A Polícia Civil, por meio da Operação Exarmatio, cumpre medidas judiciais estratégicas nesta terça-feira (11), mirando uma organização criminosa investigada por sua atuação no abastecimento do mercado clandestino de armas de fogo na Bahia. A ofensiva operacional, de caráter interestadual, busca desmantelar a estrutura do grupo e interromper suas atividades ilegais, que impactam diretamente a segurança pública.
As ações coordenadas resultaram no cumprimento de 16 mandados de busca e apreensão em localidades estratégicas: Feira de Santana (BA), Santo Estêvão (BA) e Aracaju (SE). Além das buscas, a Justiça determinou o bloqueio de R$ 38 milhões em bens e valores vinculados aos indivíduos investigados, representando um golpe significativo na capacidade financeira da organização.
Ação Investigativa e Impacto Operacional
As investigações técnicas, que precederam a deflagração da operação, revelaram que o grupo atua de forma estruturada na comercialização ilícita de armamentos, com uma clara divisão de funções entre seus integrantes e logística que se estende por mais de um estado.
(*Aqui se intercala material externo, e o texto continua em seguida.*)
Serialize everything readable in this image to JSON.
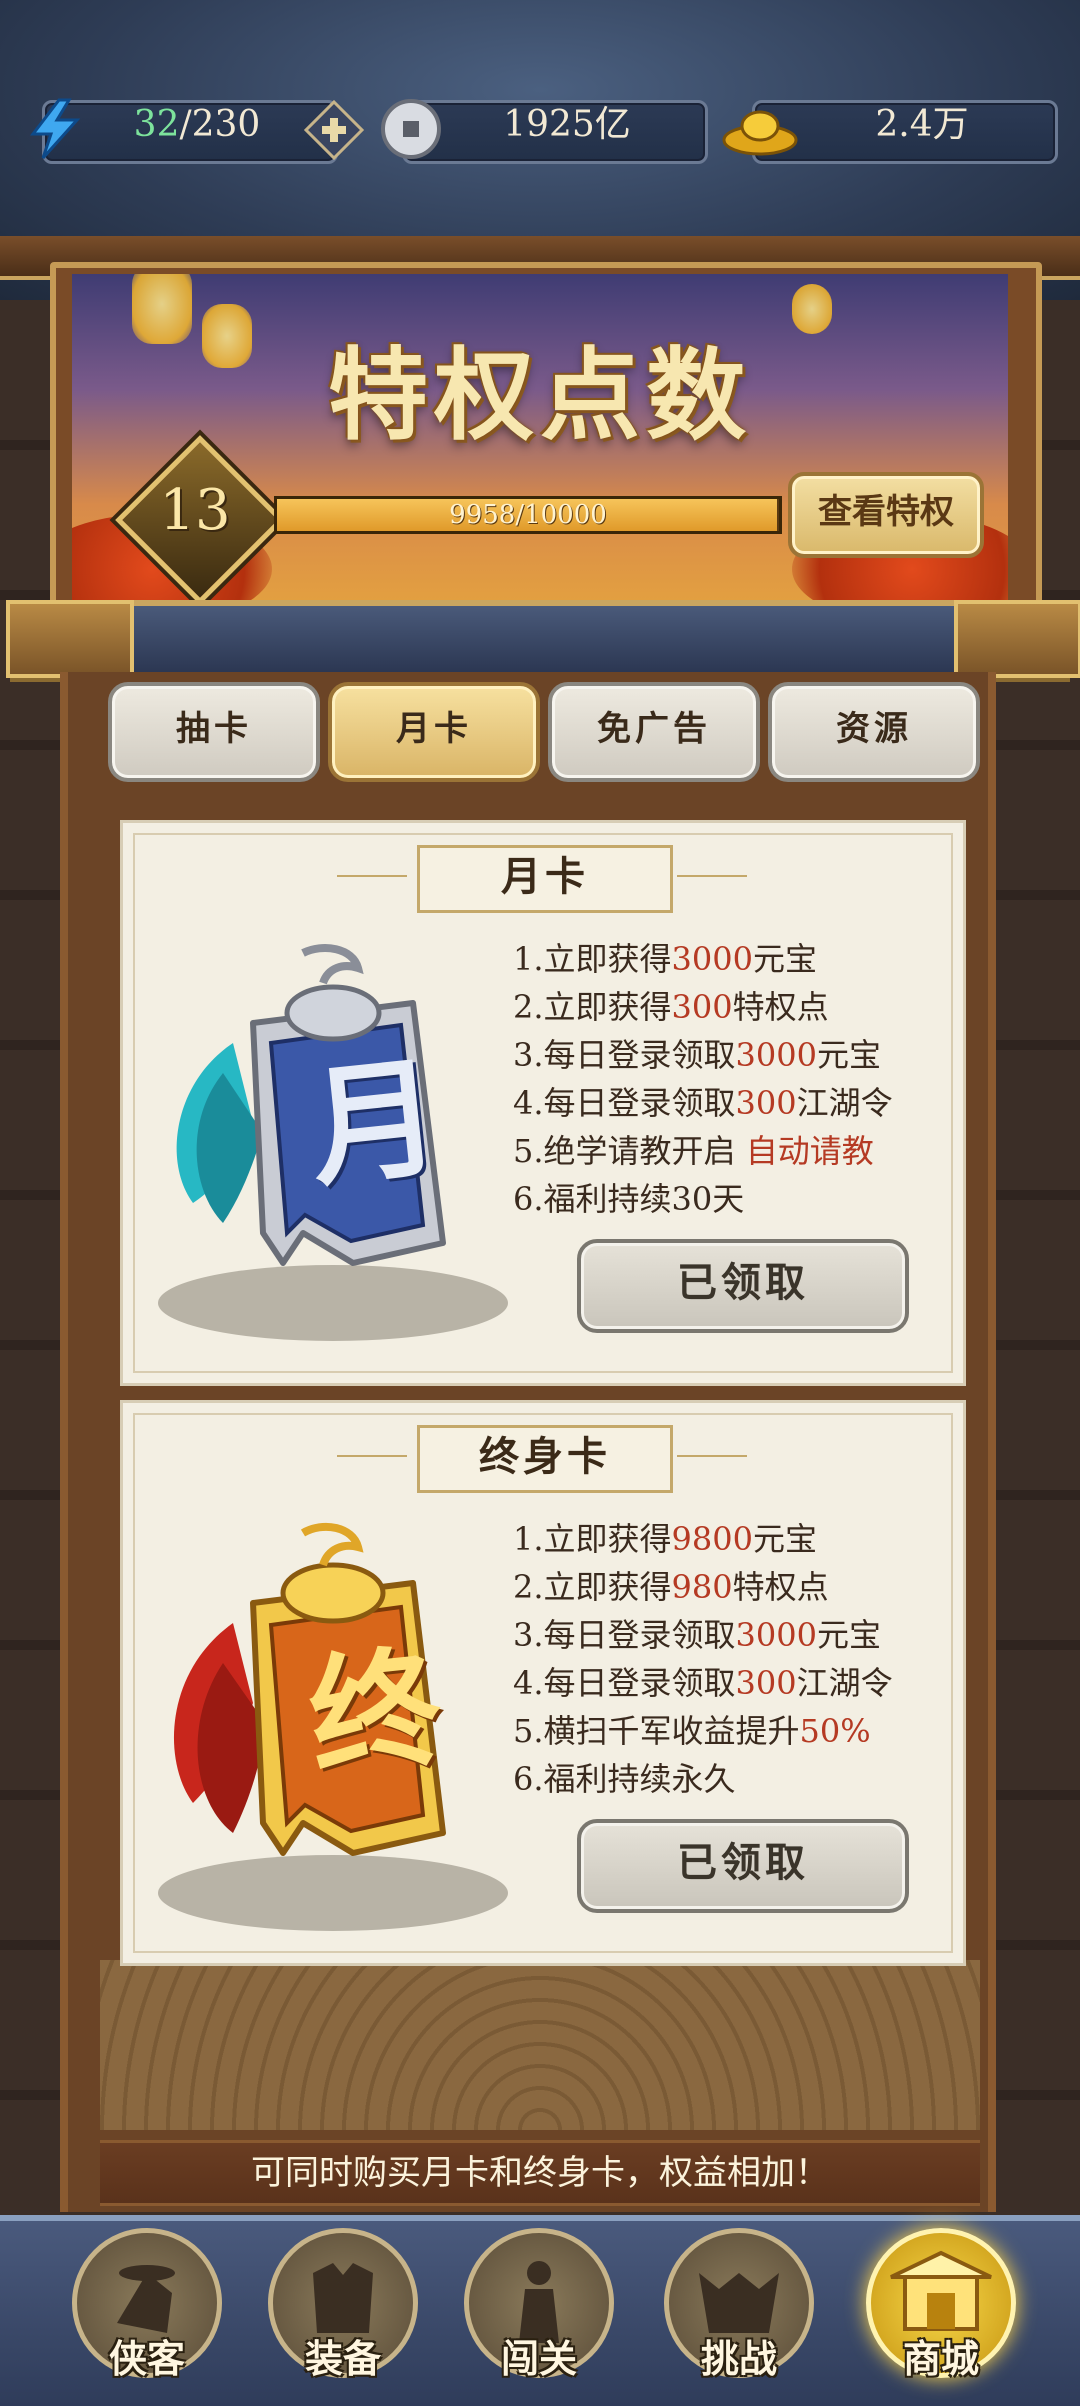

A Operação Exarmatio visa, portanto, a desarticulação completa dessa organização, a interrupção do fluxo financeiro que sustenta suas atividades e a coleta de novos elementos de prova essenciais para o avanço das apurações.
A mobilização para o cumprimento das medidas judiciais envolveu aproximadamente 80 policiais civis, distribuídos em 20 equipes operacionais. Este contingente, capacitado para atuações de alta complexidade, foi responsável pela execução precisa dos mandados e pela continuidade das diligências investigativas nos locais das ocorrências.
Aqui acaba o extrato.